I say, on behalf of both Select Committees, to Government and Opposition Front Benchers that if we, on a cross-party, cross-Committee basis, can unanimously reach difficult decisions and make clear recommendations, can they not do the same? Use our proposals as a basis for building the wider consensus that we need to create a long-term, sustainable funding solution for those who need care now and in the future.
I thank my co-Chair for the dedicated work that he has put into this joint report, as well as all members of both Committees and our wonderful supporting Committee teams. Like him, I thank not only all those who took part in the citizens’ assembly and those who advised and supported them, but the very many people, and their loved ones, who depend on social care, who wrote to us and whom we visited on our Committee visit. They told us moving stories about the level of unmet need and the consequences, both for themselves and their families.
The situation could not be more stark. As we approach the 70th anniversary of the NHS next week, would my hon. Friend say more about the impact on the NHS if we fail to address the unmet need in social care?
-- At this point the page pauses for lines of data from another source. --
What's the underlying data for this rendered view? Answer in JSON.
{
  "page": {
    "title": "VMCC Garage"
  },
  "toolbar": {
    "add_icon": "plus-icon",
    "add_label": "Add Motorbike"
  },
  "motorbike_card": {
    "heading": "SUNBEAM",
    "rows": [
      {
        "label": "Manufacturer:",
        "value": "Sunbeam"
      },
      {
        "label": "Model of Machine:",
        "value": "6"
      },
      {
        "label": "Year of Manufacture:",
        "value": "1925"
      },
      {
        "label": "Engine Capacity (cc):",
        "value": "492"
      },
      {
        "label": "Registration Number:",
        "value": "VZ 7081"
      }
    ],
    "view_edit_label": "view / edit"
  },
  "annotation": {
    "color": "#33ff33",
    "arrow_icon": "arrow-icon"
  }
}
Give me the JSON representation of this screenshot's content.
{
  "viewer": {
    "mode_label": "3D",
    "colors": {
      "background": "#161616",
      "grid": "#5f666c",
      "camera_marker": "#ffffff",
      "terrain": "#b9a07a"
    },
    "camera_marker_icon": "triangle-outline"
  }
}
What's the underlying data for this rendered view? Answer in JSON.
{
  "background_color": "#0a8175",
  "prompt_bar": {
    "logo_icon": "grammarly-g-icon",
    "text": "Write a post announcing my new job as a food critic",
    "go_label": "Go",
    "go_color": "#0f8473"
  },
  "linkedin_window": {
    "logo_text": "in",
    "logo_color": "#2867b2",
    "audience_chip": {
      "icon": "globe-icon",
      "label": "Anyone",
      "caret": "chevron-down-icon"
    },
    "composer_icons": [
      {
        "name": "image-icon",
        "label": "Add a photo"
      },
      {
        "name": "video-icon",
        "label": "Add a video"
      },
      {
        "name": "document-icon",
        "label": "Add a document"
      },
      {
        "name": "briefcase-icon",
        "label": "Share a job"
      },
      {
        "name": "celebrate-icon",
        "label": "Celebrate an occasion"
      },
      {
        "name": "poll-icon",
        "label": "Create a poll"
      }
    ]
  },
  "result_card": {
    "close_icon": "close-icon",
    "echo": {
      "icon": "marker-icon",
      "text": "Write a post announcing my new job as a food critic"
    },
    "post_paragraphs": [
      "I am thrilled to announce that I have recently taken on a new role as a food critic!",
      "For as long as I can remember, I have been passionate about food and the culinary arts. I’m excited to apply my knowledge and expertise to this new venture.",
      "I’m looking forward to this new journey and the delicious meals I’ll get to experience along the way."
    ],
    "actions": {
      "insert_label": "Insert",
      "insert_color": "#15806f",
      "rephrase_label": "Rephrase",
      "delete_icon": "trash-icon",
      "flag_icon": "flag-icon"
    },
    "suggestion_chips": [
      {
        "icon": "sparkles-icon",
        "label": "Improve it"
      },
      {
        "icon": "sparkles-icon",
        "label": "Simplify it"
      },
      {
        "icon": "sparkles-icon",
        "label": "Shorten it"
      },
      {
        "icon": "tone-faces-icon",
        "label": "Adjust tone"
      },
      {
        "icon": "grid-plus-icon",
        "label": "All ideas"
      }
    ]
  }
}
I thank the hon. Lady, the Chair of the Health Committee—I think on this occasion, my hon. Friend, because we have worked on a friendly basis on this inquiry. She is absolutely right. One of the important recommendations is about trying to extend the scope of care provision to include those with moderate needs. If we provide care for them, it is quite likely that we will stop them getting into the substantial and critical phase and ending up in hospital in the first place. In terms of the NHS, it is about stopping people getting into hospital by getting them proper care and having care available for people in hospital, so that they do not have delayed discharges. In those two ways, that can be beneficial. Of course, we can also join up services. Can the NHS district nurse who goes into someone’s home and looks at their needs not assess their care needs at the same time? Can we not get that sort of joined-up approach?
It was remiss of me not to thank the staff, as the hon. Lady did, and I will name Laura and Tamsin. The work they did on this was exceptional. To produce a report of this quality in the time available was absolutely first-class, and we should congratulate them on it.